Bush didn't have to lie about his intentions to launch the war in Afghanistan because in that case there was a clear case for war. In the case of Iraq, Bush didn't have a clear case, or at least nothing I would catagorize that way. So he tried to use people's patriotism against them by claiming that he was seeking to use the threat of military force to get Iraq to disarm. That puts someone like myself in the position where anything I say questioning the wisdom of going to war with Iraq has the potential to convince Saddam not to take the threat seriously. The result is that Bush and his supporters had the opportunity to go around the country advocating war without having being seriously challenged on the weaknesses of their arguments.
Yes, I'm mad. Patriotism is something that the president--any president--should encourage. It shouldn't be treated as a weakness to be exploited because that undermines the very idea of patriotism.
2 Comments:
I'm mad, too, but I still think that they believed that there were WMDs in Iraq. That was the general view around the world, after all.

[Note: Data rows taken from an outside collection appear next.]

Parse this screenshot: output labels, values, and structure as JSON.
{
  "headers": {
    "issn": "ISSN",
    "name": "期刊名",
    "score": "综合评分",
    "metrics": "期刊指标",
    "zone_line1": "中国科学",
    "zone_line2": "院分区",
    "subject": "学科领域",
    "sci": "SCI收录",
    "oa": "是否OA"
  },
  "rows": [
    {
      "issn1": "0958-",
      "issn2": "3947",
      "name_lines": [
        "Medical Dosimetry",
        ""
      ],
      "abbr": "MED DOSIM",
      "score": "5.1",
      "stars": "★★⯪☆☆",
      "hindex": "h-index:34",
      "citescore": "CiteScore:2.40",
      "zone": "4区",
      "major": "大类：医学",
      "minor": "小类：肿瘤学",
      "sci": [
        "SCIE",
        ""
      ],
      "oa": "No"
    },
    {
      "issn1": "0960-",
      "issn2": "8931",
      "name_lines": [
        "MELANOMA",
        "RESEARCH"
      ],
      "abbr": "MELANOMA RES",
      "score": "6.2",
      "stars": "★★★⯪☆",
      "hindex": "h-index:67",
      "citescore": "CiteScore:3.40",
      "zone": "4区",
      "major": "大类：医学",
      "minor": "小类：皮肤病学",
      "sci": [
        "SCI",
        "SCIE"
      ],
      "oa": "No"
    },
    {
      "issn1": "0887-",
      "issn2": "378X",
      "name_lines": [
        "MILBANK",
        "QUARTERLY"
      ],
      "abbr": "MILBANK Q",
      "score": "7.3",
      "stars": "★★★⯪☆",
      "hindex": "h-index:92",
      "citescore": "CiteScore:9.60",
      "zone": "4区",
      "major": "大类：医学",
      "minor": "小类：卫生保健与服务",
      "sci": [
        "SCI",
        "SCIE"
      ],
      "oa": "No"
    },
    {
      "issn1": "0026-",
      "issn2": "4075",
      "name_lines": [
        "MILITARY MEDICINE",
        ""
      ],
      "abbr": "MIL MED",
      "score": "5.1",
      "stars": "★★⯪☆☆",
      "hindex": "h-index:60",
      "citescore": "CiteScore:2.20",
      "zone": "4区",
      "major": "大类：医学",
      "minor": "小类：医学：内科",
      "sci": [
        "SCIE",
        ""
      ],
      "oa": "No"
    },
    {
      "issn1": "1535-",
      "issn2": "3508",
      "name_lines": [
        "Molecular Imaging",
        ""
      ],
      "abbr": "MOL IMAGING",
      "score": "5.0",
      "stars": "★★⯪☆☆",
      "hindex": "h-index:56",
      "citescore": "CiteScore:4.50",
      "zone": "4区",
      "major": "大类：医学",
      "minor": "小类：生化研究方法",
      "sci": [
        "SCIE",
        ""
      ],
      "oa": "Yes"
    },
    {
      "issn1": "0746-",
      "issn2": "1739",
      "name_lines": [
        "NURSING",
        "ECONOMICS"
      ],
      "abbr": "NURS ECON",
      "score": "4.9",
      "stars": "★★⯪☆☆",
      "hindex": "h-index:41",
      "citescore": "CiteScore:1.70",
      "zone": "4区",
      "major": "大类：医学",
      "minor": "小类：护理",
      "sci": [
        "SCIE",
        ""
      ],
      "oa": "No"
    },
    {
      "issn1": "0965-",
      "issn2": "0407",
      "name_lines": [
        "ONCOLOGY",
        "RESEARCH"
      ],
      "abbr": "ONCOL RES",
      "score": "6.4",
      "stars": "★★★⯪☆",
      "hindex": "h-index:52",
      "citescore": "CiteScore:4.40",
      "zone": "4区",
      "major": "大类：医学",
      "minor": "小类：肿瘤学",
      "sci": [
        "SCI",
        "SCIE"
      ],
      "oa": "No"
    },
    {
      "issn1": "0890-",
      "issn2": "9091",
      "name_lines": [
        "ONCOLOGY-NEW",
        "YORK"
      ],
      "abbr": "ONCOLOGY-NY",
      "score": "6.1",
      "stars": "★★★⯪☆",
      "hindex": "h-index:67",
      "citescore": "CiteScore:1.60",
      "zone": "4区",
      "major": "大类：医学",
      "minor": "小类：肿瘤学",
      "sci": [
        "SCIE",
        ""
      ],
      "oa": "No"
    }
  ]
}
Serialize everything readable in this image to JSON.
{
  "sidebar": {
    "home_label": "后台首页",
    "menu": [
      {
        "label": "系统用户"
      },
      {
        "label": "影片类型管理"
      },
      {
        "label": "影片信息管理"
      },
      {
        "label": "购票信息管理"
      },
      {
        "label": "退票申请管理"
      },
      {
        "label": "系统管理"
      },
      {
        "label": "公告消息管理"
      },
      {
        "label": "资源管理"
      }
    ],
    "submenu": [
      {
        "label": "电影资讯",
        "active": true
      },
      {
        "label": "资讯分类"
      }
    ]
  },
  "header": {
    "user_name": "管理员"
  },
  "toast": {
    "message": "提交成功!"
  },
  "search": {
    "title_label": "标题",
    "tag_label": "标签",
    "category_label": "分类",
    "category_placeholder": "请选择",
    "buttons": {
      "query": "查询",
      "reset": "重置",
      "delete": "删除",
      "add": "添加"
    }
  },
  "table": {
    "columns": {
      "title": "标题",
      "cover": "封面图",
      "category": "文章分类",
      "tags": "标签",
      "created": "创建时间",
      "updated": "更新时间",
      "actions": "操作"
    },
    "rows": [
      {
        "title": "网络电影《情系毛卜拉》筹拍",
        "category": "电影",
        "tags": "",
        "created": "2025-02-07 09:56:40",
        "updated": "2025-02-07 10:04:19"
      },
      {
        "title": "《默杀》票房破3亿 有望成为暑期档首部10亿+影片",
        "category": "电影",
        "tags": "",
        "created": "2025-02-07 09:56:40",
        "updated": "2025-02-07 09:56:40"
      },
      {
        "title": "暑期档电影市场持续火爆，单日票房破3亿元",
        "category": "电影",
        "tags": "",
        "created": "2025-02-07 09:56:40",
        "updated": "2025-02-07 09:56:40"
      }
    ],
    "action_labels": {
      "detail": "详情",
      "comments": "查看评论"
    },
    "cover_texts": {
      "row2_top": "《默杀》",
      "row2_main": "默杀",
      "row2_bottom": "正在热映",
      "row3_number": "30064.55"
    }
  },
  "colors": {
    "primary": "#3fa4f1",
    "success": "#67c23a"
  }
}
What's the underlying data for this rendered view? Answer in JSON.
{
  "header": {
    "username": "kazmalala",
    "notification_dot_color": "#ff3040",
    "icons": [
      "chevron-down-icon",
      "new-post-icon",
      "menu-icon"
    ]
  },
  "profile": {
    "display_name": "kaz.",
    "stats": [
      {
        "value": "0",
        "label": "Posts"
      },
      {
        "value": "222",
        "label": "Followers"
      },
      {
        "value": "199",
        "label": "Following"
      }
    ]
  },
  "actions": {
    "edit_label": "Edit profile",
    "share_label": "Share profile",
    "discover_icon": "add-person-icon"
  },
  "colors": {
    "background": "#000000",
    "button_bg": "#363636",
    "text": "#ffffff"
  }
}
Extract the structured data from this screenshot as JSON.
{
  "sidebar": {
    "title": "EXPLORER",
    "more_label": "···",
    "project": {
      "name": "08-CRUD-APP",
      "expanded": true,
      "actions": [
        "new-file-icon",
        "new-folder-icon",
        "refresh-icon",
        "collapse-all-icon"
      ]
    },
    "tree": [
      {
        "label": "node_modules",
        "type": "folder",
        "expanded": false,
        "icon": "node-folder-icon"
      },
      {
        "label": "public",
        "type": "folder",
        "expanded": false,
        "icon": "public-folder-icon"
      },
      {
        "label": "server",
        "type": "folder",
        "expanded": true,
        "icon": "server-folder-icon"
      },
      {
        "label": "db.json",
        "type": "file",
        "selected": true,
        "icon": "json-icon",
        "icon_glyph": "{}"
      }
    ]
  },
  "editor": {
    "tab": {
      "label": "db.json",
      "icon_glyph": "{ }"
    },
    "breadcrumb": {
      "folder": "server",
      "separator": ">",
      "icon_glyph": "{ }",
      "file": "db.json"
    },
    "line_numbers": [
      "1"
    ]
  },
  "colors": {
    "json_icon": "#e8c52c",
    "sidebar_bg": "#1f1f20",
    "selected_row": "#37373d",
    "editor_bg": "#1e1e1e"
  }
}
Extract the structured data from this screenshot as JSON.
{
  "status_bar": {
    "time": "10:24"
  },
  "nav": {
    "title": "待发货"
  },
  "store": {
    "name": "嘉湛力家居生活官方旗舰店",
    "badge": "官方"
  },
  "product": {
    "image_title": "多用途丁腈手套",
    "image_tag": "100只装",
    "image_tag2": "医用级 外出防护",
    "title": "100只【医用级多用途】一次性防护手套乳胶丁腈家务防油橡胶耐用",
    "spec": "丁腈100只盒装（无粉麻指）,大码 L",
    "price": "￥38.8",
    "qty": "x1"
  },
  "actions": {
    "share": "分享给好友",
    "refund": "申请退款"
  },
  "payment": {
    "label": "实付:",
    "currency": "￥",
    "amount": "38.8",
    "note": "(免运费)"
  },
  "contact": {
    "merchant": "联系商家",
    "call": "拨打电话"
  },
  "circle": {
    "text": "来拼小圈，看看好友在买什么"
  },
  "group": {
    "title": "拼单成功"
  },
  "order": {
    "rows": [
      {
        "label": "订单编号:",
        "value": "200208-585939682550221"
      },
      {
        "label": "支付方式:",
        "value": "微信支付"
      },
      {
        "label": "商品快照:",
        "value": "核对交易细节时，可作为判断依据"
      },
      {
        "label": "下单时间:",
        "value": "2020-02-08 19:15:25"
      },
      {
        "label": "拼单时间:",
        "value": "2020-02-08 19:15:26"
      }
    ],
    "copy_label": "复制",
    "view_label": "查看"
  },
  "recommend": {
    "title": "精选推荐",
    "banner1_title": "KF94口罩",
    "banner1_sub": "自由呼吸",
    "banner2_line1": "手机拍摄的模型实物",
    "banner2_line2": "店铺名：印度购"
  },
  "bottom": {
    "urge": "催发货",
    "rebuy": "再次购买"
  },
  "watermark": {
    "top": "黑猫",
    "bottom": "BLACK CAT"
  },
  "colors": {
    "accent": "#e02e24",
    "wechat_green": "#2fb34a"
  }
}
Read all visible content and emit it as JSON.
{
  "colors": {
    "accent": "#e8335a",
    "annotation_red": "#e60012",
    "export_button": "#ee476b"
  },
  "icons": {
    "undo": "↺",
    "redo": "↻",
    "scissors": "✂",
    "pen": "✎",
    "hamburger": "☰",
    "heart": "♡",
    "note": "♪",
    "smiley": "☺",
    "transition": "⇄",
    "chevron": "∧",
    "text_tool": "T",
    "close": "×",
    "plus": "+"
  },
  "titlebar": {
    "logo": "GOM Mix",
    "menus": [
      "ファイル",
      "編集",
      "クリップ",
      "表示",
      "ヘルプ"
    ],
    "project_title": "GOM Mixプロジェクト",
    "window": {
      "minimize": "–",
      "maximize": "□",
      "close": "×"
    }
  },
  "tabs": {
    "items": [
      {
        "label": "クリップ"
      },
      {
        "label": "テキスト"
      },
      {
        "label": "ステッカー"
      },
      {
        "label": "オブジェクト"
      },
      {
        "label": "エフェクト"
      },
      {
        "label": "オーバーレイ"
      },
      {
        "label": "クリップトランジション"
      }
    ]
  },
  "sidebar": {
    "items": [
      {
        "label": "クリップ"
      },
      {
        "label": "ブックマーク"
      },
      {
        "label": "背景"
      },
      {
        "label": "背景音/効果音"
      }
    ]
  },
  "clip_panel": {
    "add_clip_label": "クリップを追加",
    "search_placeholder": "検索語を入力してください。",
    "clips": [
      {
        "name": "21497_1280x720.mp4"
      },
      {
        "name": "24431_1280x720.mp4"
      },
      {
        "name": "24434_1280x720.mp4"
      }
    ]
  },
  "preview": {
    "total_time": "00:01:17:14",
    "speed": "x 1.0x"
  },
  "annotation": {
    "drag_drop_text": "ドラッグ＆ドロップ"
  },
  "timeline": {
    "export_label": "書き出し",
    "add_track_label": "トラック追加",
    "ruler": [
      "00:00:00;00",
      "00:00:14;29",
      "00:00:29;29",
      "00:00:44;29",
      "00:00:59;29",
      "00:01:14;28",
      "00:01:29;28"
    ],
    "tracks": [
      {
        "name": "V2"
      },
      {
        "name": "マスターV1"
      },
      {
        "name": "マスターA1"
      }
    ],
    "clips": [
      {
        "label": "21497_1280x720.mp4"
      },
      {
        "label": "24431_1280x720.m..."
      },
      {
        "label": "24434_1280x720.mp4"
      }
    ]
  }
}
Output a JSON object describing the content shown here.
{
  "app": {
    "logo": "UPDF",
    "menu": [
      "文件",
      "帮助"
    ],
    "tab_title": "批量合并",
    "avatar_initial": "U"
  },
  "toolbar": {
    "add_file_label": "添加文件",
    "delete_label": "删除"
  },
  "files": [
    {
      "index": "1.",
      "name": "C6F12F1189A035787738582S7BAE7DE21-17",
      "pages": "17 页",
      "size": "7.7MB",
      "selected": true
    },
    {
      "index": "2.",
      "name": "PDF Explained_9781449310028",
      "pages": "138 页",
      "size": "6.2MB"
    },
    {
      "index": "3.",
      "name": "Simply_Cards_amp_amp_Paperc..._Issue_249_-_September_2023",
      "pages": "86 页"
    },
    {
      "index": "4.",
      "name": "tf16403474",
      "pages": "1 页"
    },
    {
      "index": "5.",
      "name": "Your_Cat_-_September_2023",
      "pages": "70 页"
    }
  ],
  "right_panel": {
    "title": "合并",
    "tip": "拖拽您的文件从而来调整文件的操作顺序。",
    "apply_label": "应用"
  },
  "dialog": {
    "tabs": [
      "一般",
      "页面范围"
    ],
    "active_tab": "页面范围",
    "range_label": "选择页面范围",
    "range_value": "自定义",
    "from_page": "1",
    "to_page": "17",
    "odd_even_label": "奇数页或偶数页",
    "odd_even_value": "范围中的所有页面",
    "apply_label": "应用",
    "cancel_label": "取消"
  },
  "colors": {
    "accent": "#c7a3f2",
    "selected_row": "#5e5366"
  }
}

Nonetheless, I respect your thoughtful response to my post, and I thank you for it. When I post to my blog, I don't do so with absolute certainty that I'm right, and, reading through your own posts here, I continue to think through these issues as carefully as I can.
Take care.
Michael, thanks for your response. I agree that people in the Bush administration believed that there were WMD in Iraq.
What I will say is that this belief was partly the product of an unwillingness to face the truth. Case in point: We provided the inspectors with all of the relevant intelligence in our posession, and everything that was specific enough that it could be checked on the ground turned out to be bogus. This indicated that our intelligence process on Iraq had failed badly.
Yet Bush told the nation, "Intelligence gathered by this and other governments leaves no doubt that the Iraq regime continues to possess and conceal some of the most lethal weapons ever devised." My guess is that Bush believed this when he said it, but that doesn't absolve Bush. If Bush wanted the truth, he would have demanded that his subordinates provide him with it, and punished them if they failed to comply. I suspect that Bush's subordinates didn't tell him about the actual state of intelligence, but there is no indication that he has any problems with the way his subordinates kept him informed.
The Downing Street memo asserts that "the intelligence and facts were being fixed around the policy." Or, as Fred Kaplan puts it, "Bush and his aides had decided to let policy shape intelligence, not the other way around; they were explicitly politicizing intelligence." So, yes, the Bush administration believed that there were WMD in Iraq. But they didn't make an effort to test this belief before going to war.